The method readyNodesInDCsAndPool will retrieve all available nodes from in-memory MemDB, table nodes. Further filters will be applied to only get nodes that are Ready, e.g. no draining, no ineligibility.

// Nodes returns an iterator over all the nodes
func (s *StateStore) Nodes(ws memdb.WatchSet) (memdb.ResultIterator, error) {
	txn := s.db.ReadTxn()

	// Walk the entire nodes table
	iter, err := txn.Get("nodes", "id")
	if err != nil {
		return nil, err
	}
	ws.Add(iter.WatchCh())
	return iter, nil
}

Now the source can iterate through the list of this nodes and proceed further.

Are we scanning through all nodes to make a decision? 😱 #

No, there’s a limit function applied while iterating through the nodes

	// Apply a limit function. This is to avoid scanning *every* possible node.
	s.limit = NewLimitIterator(ctx, s.scoreNorm, 2, skipScoreThreshold, maxSkip)

How feasibility and ranking checks are performed? #

It starts with Select call in the scheduler, let’s look at below call stack

Wow! there are lots of calls in format of some Iterator.Next, starts with MaxScoreIterator and ended with Feasible calls

These Next calls implemented this interface RankIterator

// RankIterator is used to iteratively yield nodes along
// with ranking metadata. The iterators may manage some state for
// performance optimizations.
type RankIterator interface {
	// Next yields a ranked option or nil if exhausted
	Next() *RankedNode

	// Reset is invoked when an allocation has been placed
	// to reset any stale state.
	Reset()
}

Remember, First phase: Feasibility, Second phase: Ranking.

When the scheduler Stack is created, it is constructed carefully, by stacking ranking objects over feasibility objects, hence the name Stack duh. This is so that we go through all feasibility checks first and go to ranking next.

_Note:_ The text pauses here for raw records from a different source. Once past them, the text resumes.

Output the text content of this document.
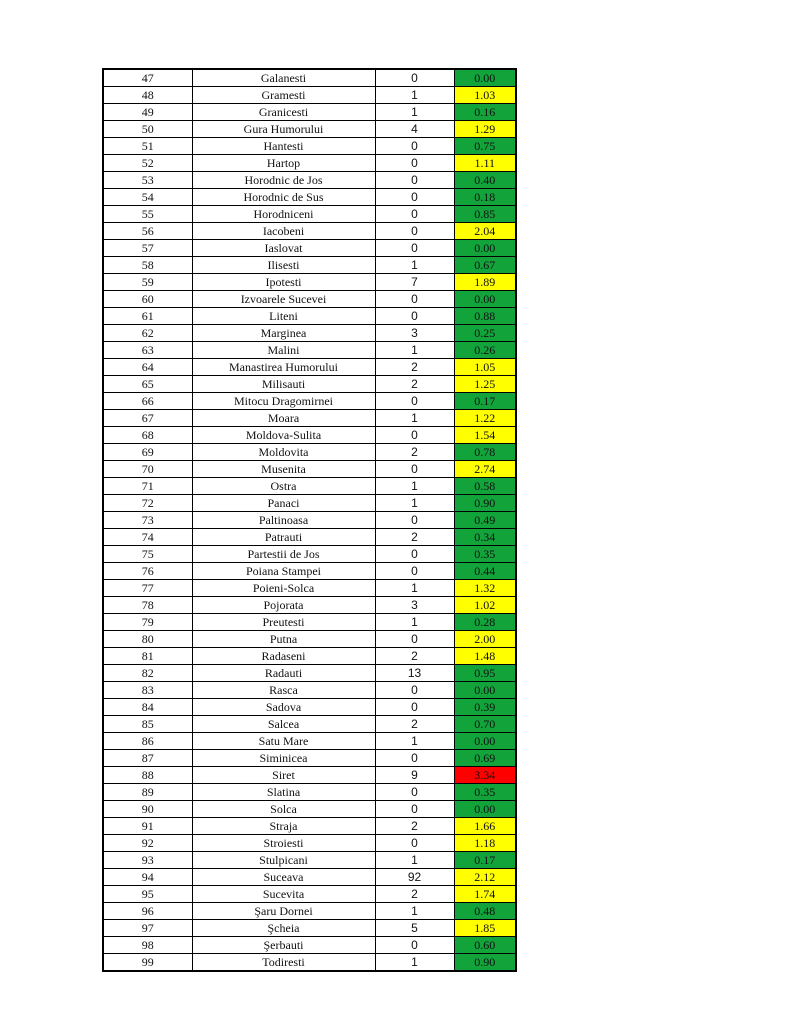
47	Galanesti	0	0.00
48	Gramesti	1	1.03
49	Granicesti	1	0.16
50	Gura Humorului	4	1.29
51	Hantesti	0	0.75
52	Hartop	0	1.11
53	Horodnic de Jos	0	0.40
54	Horodnic de Sus	0	0.18
55	Horodniceni	0	0.85
56	Iacobeni	0	2.04
57	Iaslovat	0	0.00
58	Ilisesti	1	0.67
59	Ipotesti	7	1.89
60	Izvoarele Sucevei	0	0.00
61	Liteni	0	0.88
62	Marginea	3	0.25
63	Malini	1	0.26
64	Manastirea Humorului	2	1.05
65	Milisauti	2	1.25
66	Mitocu Dragomirnei	0	0.17
67	Moara	1	1.22
68	Moldova-Sulita	0	1.54
69	Moldovita	2	0.78
70	Musenita	0	2.74
71	Ostra	1	0.58
72	Panaci	1	0.90
73	Paltinoasa	0	0.49
74	Patrauti	2	0.34
75	Partestii de Jos	0	0.35
76	Poiana Stampei	0	0.44
77	Poieni-Solca	1	1.32
78	Pojorata	3	1.02
79	Preutesti	1	0.28
80	Putna	0	2.00
81	Radaseni	2	1.48
82	Radauti	13	0.95
83	Rasca	0	0.00
84	Sadova	0	0.39
85	Salcea	2	0.70
86	Satu Mare	1	0.00
87	Siminicea	0	0.69
88	Siret	9	3.34
89	Slatina	0	0.35
90	Solca	0	0.00
91	Straja	2	1.66
92	Stroiesti	0	1.18
93	Stulpicani	1	0.17
94	Suceava	92	2.12
95	Sucevita	2	1.74
96	Şaru Dornei	1	0.48
97	Şcheia	5	1.85
98	Şerbauti	0	0.60
99	Todiresti	1	0.90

Look at this method NewGenericStack for detail. While we travel along the path, we return early if there’s exhausted check. E.g. this is ranking code for JobAntiAffinity

func (iter *JobAntiAffinityIterator) Next() *RankedNode {
	for {
		option := iter.source.Next()
		if option == nil {
			return nil
		}
		// give ranking score based on job anti affinity here

The end result is a Node that is feasible and has highest ranking score.

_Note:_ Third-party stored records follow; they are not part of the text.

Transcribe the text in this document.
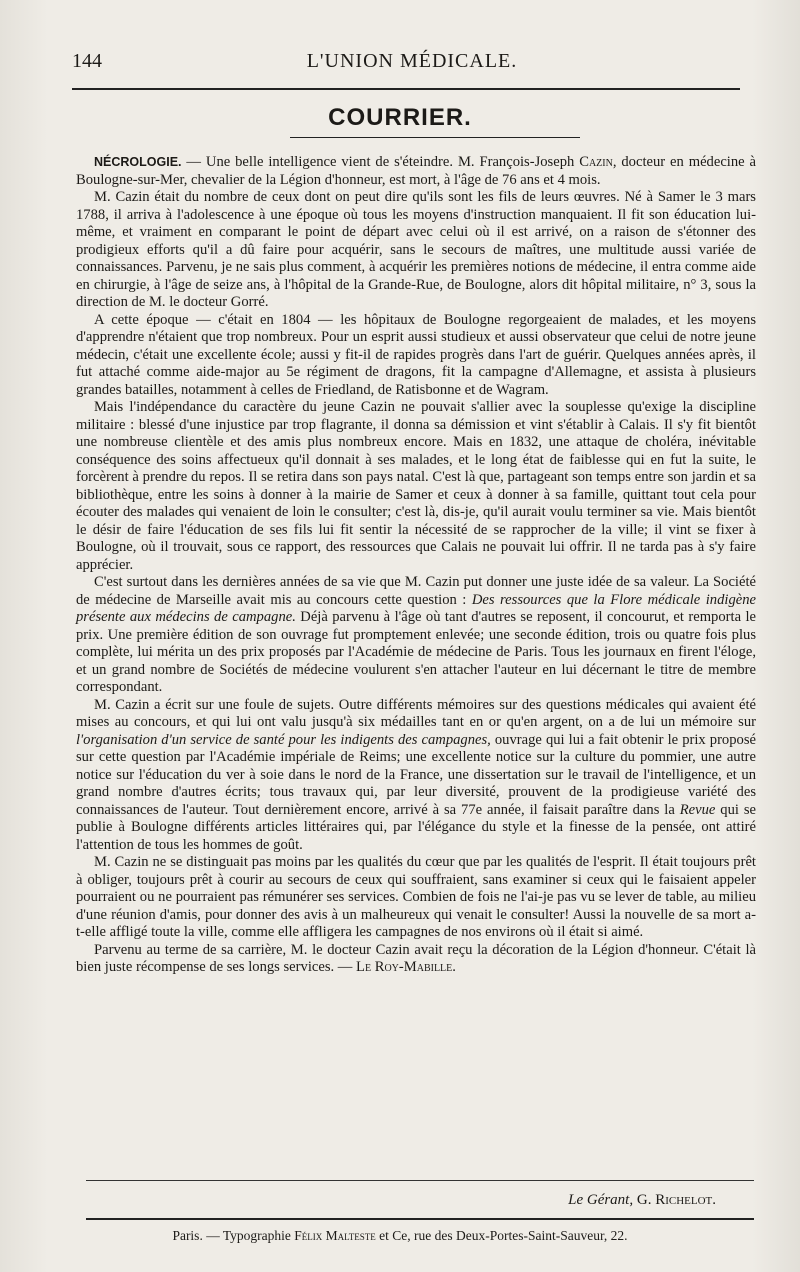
144	L'UNION MÉDICALE.
COURRIER.

NÉCROLOGIE. — Une belle intelligence vient de s'éteindre. M. François-Joseph Cazin, docteur en médecine à Boulogne-sur-Mer, chevalier de la Légion d'honneur, est mort, à l'âge de 76 ans et 4 mois.

M. Cazin était du nombre de ceux dont on peut dire qu'ils sont les fils de leurs œuvres. Né à Samer le 3 mars 1788, il arriva à l'adolescence à une époque où tous les moyens d'instruction manquaient. Il fit son éducation lui-même, et vraiment en comparant le point de départ avec celui où il est arrivé, on a raison de s'étonner des prodigieux efforts qu'il a dû faire pour acquérir, sans le secours de maîtres, une multitude aussi variée de connaissances. Parvenu, je ne sais plus comment, à acquérir les premières notions de médecine, il entra comme aide en chirurgie, à l'âge de seize ans, à l'hôpital de la Grande-Rue, de Boulogne, alors dit hôpital militaire, n° 3, sous la direction de M. le docteur Gorré.

A cette époque — c'était en 1804 — les hôpitaux de Boulogne regorgeaient de malades, et les moyens d'apprendre n'étaient que trop nombreux. Pour un esprit aussi studieux et aussi observateur que celui de notre jeune médecin, c'était une excellente école; aussi y fit-il de rapides progrès dans l'art de guérir. Quelques années après, il fut attaché comme aide-major au 5e régiment de dragons, fit la campagne d'Allemagne, et assista à plusieurs grandes batailles, notamment à celles de Friedland, de Ratisbonne et de Wagram.

Mais l'indépendance du caractère du jeune Cazin ne pouvait s'allier avec la souplesse qu'exige la discipline militaire : blessé d'une injustice par trop flagrante, il donna sa démission et vint s'établir à Calais. Il s'y fit bientôt une nombreuse clientèle et des amis plus nombreux encore. Mais en 1832, une attaque de choléra, inévitable conséquence des soins affectueux qu'il donnait à ses malades, et le long état de faiblesse qui en fut la suite, le forcèrent à prendre du repos. Il se retira dans son pays natal. C'est là que, partageant son temps entre son jardin et sa bibliothèque, entre les soins à donner à la mairie de Samer et ceux à donner à sa famille, quittant tout cela pour écouter des malades qui venaient de loin le consulter; c'est là, dis-je, qu'il aurait voulu terminer sa vie. Mais bientôt le désir de faire l'éducation de ses fils lui fit sentir la nécessité de se rapprocher de la ville; il vint se fixer à Boulogne, où il trouvait, sous ce rapport, des ressources que Calais ne pouvait lui offrir. Il ne tarda pas à s'y faire apprécier.

C'est surtout dans les dernières années de sa vie que M. Cazin put donner une juste idée de sa valeur. La Société de médecine de Marseille avait mis au concours cette question : Des ressources que la Flore médicale indigène présente aux médecins de campagne. Déjà parvenu à l'âge où tant d'autres se reposent, il concourut, et remporta le prix. Une première édition de son ouvrage fut promptement enlevée; une seconde édition, trois ou quatre fois plus complète, lui mérita un des prix proposés par l'Académie de médecine de Paris. Tous les journaux en firent l'éloge, et un grand nombre de Sociétés de médecine voulurent s'en attacher l'auteur en lui décernant le titre de membre correspondant.

M. Cazin a écrit sur une foule de sujets. Outre différents mémoires sur des questions médicales qui avaient été mises au concours, et qui lui ont valu jusqu'à six médailles tant en or qu'en argent, on a de lui un mémoire sur l'organisation d'un service de santé pour les indigents des campagnes, ouvrage qui lui a fait obtenir le prix proposé sur cette question par l'Académie impériale de Reims; une excellente notice sur la culture du pommier, une autre notice sur l'éducation du ver à soie dans le nord de la France, une dissertation sur le travail de l'intelligence, et un grand nombre d'autres écrits; tous travaux qui, par leur diversité, prouvent de la prodigieuse variété des connaissances de l'auteur. Tout dernièrement encore, arrivé à sa 77e année, il faisait paraître dans la Revue qui se publie à Boulogne différents articles littéraires qui, par l'élégance du style et la finesse de la pensée, ont attiré l'attention de tous les hommes de goût.

M. Cazin ne se distinguait pas moins par les qualités du cœur que par les qualités de l'esprit. Il était toujours prêt à obliger, toujours prêt à courir au secours de ceux qui souffraient, sans examiner si ceux qui le faisaient appeler pourraient ou ne pourraient pas rémunérer ses services. Combien de fois ne l'ai-je pas vu se lever de table, au milieu d'une réunion d'amis, pour donner des avis à un malheureux qui venait le consulter! Aussi la nouvelle de sa mort a-t-elle affligé toute la ville, comme elle affligera les campagnes de nos environs où il était si aimé.

Parvenu au terme de sa carrière, M. le docteur Cazin avait reçu la décoration de la Légion d'honneur. C'était là bien juste récompense de ses longs services. — Le Roy-Mabille.

Le Gérant, G. Richelot.
Paris. — Typographie Félix Malteste et Ce, rue des Deux-Portes-Saint-Sauveur, 22.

// MaxScoreIterator is a RankIterator used to return only a single result
// of the item with the highest score. This iterator will consume all of the
// possible inputs and only returns the highest ranking result.
type MaxScoreIterator struct {
	ctx    Context
	source RankIterator
	max    *RankedNode
}

How is highest ranking score determined? #

func (iter *MaxScoreIterator) Next() *RankedNode {
	// Check if we've found the max, return nil
	if iter.max != nil {
		return nil
	}

	// Consume and determine the max
	for {
		option := iter.source.Next()
		if option == nil {
			return iter.max
		}

		if iter.max == nil || option.FinalScore > iter.max.FinalScore {
			iter.max = option
		}
	}
}

So we iterate through each node from the source, call feasibility and ranking checks, and store the node with highest FinalScore.

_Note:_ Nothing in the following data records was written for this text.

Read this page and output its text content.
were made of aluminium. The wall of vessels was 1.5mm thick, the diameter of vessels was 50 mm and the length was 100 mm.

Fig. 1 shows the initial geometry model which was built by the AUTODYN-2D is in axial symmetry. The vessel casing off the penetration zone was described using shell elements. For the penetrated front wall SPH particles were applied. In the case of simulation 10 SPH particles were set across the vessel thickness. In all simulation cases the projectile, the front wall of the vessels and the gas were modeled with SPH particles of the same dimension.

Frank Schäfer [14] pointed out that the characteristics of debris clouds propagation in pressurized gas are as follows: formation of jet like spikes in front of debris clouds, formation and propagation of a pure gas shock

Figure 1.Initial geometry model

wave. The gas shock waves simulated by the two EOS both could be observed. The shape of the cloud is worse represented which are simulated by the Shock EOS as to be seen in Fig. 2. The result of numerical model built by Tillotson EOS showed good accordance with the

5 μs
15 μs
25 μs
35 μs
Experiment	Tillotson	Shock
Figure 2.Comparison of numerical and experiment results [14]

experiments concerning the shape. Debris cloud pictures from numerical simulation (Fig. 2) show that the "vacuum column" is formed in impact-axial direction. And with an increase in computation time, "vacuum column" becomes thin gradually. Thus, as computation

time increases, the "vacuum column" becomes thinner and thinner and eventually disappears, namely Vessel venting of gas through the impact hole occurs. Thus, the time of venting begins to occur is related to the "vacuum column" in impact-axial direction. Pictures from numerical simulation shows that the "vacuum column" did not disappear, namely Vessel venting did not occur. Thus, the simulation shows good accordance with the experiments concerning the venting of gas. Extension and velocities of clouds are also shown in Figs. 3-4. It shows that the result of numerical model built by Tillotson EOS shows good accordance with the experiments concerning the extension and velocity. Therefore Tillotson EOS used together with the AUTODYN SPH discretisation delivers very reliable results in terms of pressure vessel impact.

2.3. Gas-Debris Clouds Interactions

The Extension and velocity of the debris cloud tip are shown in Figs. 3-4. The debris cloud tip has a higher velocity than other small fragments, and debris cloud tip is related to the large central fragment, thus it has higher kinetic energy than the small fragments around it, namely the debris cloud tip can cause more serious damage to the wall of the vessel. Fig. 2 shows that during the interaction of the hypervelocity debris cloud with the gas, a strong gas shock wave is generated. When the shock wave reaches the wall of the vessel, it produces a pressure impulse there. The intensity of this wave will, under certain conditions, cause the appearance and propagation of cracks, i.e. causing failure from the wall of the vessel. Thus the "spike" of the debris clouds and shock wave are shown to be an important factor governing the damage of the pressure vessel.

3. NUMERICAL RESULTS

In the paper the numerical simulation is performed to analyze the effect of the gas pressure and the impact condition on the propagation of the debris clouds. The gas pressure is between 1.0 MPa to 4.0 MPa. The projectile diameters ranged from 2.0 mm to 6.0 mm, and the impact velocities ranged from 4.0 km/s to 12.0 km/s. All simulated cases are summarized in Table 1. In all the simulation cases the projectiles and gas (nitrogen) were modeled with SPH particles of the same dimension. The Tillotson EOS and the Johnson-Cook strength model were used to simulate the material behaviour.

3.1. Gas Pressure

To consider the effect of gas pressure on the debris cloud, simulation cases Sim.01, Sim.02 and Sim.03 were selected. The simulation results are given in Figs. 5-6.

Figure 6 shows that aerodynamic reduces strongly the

How many score nodes are we retaining? #

It will be not wise if we score and keep track of all nodes score metadata.

A heap is being used to keep track of 5 nodes with highest scores

		// Create the heap if its not there already
		if a.topScores == nil {
			a.topScores = kheap.NewScoreHeap(MaxRetainedNodeScores)
		}
		heap.Push(a.topScores, a.nodeScoreMeta)

This is so beautiful! 🥹